The two-day Sweatt Symposium titled, “From Sweatt to Hopwood to Success: Solutions For Creating a Diverse University,” will begin Thursday (April 16) with a student panel discussion on “The Path to College.” UT Austin students will meet with Austin Independent School District students to discuss how to get to college and how to survive once there. The discussion will take place in Bates Recital Hall from 10 a.m. to noon.

Paula M. Poindexter, an associate professor of journalism and advertising in the College of Communication, will moderate the “African-Americans and the Media Lecture Series,” from 3 to 5 p.m in the Quadrangle Room of the Texas Union. The lecture series will feature newspaper, radio and television journalists discussing issues and controversies associated with news coverage of African-Americans. Participants include Alberta Brooks, capitol reporter for the Austin American-Statesman; James Campbell, editorial page writer for the Houston Chronicle; Marilyn Marshall, contributing editor of the Houston Defender; Lennox Samuels, deputy managing editor of the Dallas Morning News ; and Roland Martin, news director of KKDA-AM in Dallas.

Prairie View A&M’s Symphonic Band and Concert Chorale, featuring 60 musicians and 50 singers, will perform classical, gospel and contemporary popular and show music to highlight the first day of the symposium with a performance at 7:30 p.m. in Bates Recital Hall.

Friday’s (April 17) events will begin with a panel discussion from 1 to 2:30 p.m. in Bass Lecture Hall titled, “Civil Rights Legislation and Affirmative Action: Where Do We Go From Here.” It features former Travis County Commissioner and County Judge candidate Sam Biscoe, Al Kauffman of MALDEF, UT Austin law Professor Gerald Torres, Texas Southern University’s Thurgood Marshall Law School Professor Grover Hankins and Gary Bledsoe, Texas NAACP state president.

Dr. James Hill, associate vice president for administration and public affairs at UT Austin, will lead a panel discussion from 3 to 4:30 p.m. in Bass Lecture Hall titled, “Standardized Testing Issues for Minorities: Past, Present and Future.” Participants include Dr. Paul Ramsey of Educational Testing Services; Dr. Raymond Paredes, associate vice chancellor at the University of Calilfornia at Los Angeles; Dr. Bradley J. Quin from the College Board; Bruce Walker, associate vice president of student affairs and deputy director of admissions at UT Austin; and Bledsoe.

Delco, an active supporter of higher education, will deliver the keynote address at 7 p.m. Friday at the LBJ Auditorium.In conjunction with the symposium, 24 high school students who qualified as regional finalists in the Barbara Jordan Historical Essay Competition, will be honored at an archival ceremony at UT AustinÌs Center for American History.

To stimulate historiography related to African-Americans in Texas, UT Austin developed the African-American Historical Essay Competition.

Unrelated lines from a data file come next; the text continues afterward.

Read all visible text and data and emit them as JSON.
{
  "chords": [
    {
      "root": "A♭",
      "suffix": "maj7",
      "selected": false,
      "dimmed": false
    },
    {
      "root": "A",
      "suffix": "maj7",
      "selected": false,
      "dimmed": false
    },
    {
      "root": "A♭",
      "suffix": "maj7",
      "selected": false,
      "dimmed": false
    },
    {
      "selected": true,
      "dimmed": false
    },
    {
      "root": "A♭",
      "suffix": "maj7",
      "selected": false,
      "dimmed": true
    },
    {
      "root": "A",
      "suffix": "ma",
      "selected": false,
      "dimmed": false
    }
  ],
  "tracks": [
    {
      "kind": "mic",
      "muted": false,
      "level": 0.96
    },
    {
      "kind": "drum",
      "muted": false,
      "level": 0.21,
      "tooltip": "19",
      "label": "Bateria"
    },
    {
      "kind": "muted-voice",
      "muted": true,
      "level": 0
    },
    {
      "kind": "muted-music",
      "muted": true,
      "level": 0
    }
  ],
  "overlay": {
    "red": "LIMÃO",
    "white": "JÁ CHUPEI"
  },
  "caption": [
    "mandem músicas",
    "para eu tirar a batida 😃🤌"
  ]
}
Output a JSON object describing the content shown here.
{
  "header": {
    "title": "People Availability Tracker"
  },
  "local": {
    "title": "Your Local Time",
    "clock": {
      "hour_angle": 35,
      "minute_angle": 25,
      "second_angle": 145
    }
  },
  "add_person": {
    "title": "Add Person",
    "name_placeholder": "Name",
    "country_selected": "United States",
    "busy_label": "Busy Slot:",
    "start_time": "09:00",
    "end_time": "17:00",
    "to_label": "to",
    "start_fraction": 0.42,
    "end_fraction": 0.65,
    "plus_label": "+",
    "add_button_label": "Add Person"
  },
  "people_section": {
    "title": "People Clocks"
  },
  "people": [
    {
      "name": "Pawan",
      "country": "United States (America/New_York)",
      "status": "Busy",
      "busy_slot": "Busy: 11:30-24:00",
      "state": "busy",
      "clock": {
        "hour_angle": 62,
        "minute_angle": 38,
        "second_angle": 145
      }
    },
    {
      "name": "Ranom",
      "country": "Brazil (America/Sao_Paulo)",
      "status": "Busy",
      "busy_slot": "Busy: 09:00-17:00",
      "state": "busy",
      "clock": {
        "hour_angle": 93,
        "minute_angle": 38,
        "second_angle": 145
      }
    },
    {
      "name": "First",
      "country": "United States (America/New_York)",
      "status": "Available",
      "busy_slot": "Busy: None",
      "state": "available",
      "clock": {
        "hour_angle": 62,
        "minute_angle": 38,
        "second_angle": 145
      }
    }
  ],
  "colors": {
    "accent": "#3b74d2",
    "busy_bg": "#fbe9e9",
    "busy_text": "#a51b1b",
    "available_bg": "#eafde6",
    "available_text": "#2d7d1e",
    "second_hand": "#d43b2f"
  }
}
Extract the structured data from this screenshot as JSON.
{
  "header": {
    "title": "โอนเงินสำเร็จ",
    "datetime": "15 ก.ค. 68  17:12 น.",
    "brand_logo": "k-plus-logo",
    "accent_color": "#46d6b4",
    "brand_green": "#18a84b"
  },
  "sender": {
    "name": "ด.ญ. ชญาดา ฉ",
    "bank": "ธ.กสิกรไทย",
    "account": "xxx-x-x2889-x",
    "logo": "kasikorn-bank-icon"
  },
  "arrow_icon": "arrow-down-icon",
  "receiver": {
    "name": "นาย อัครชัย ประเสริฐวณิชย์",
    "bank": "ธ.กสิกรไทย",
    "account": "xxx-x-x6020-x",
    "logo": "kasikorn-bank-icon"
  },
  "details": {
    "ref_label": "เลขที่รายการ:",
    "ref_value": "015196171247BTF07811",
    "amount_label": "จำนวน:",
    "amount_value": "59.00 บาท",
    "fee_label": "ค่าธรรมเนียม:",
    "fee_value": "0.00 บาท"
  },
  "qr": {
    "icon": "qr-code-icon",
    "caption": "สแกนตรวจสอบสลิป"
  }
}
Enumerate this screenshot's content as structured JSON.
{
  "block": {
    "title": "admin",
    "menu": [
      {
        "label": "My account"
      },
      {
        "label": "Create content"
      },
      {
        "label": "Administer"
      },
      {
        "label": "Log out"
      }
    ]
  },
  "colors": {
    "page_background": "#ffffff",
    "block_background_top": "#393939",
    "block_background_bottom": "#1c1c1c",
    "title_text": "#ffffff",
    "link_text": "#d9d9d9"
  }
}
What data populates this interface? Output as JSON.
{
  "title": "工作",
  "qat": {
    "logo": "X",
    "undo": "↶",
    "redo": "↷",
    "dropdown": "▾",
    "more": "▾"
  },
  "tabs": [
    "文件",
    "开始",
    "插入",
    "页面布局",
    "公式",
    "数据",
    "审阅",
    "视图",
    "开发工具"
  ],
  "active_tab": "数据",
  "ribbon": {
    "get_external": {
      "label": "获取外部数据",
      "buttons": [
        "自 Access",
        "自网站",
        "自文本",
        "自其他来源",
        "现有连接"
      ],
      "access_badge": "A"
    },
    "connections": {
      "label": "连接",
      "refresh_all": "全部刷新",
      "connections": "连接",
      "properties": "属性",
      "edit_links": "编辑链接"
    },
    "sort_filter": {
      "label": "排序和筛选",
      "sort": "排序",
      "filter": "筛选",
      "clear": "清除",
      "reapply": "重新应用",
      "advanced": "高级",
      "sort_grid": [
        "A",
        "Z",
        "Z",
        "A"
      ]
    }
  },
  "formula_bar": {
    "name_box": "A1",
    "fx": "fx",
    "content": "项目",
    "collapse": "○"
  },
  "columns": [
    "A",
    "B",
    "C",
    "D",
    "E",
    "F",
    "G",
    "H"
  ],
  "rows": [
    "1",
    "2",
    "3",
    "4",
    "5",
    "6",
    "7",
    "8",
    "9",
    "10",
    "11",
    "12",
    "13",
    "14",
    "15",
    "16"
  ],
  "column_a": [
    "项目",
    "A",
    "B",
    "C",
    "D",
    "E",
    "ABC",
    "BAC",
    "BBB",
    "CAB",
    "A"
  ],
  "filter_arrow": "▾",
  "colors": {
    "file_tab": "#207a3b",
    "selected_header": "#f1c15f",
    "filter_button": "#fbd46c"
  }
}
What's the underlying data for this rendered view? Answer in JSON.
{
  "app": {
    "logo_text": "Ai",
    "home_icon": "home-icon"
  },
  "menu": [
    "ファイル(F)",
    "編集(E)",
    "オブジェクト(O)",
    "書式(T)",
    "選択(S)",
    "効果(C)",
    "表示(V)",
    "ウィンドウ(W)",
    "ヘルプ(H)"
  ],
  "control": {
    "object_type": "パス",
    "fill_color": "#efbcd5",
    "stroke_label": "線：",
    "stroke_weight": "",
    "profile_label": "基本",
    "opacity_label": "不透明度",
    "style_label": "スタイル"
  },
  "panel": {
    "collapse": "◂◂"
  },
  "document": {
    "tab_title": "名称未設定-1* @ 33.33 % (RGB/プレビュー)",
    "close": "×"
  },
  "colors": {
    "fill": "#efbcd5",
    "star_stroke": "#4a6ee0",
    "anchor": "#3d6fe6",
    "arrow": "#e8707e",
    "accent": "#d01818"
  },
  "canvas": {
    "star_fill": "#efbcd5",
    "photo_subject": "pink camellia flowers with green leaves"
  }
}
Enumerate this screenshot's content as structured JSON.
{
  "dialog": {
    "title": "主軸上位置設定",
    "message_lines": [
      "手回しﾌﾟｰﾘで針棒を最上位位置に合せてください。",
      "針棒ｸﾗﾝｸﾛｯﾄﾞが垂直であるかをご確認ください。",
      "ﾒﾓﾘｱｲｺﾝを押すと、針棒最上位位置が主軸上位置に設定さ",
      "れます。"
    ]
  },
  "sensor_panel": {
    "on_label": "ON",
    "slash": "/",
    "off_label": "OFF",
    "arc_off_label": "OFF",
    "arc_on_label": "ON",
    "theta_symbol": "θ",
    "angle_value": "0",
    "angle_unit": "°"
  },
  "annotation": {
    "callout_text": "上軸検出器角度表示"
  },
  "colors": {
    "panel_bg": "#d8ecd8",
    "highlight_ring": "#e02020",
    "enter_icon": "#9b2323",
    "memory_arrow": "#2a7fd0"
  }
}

The theme of the competition is “The African-American in Texas: Past and Present.” Before Delco’s keynote address, the first-, second- and third-place winners will be awarded scholarships of $2,500, $1,500 and $1,000, respectively.

The annual symposium is named for Heman Sweatt, an African-American who was denied admission to the UT Austin School of Law in 1946 on the basis of race. Sweatt, with the help of the NAACP, sued the University. In the landmark case, Sweatt v. Painter, the U.S. Supreme Court ruled that separate law school facilities could not provide an education equal in quality to that available at the UT law school. The Sweatt decision helped pave the way for admission of African Americans into segregated colleges and universities.

The event is sponsored by the UT Office of the President and members of the Heman Sweatt Symposium Committee, which is comprised of representatives from the Office of the Provost, the Office of the Dean of Students, the College of Liberal Arts, Austin Independent School District and the Texas Education Agency.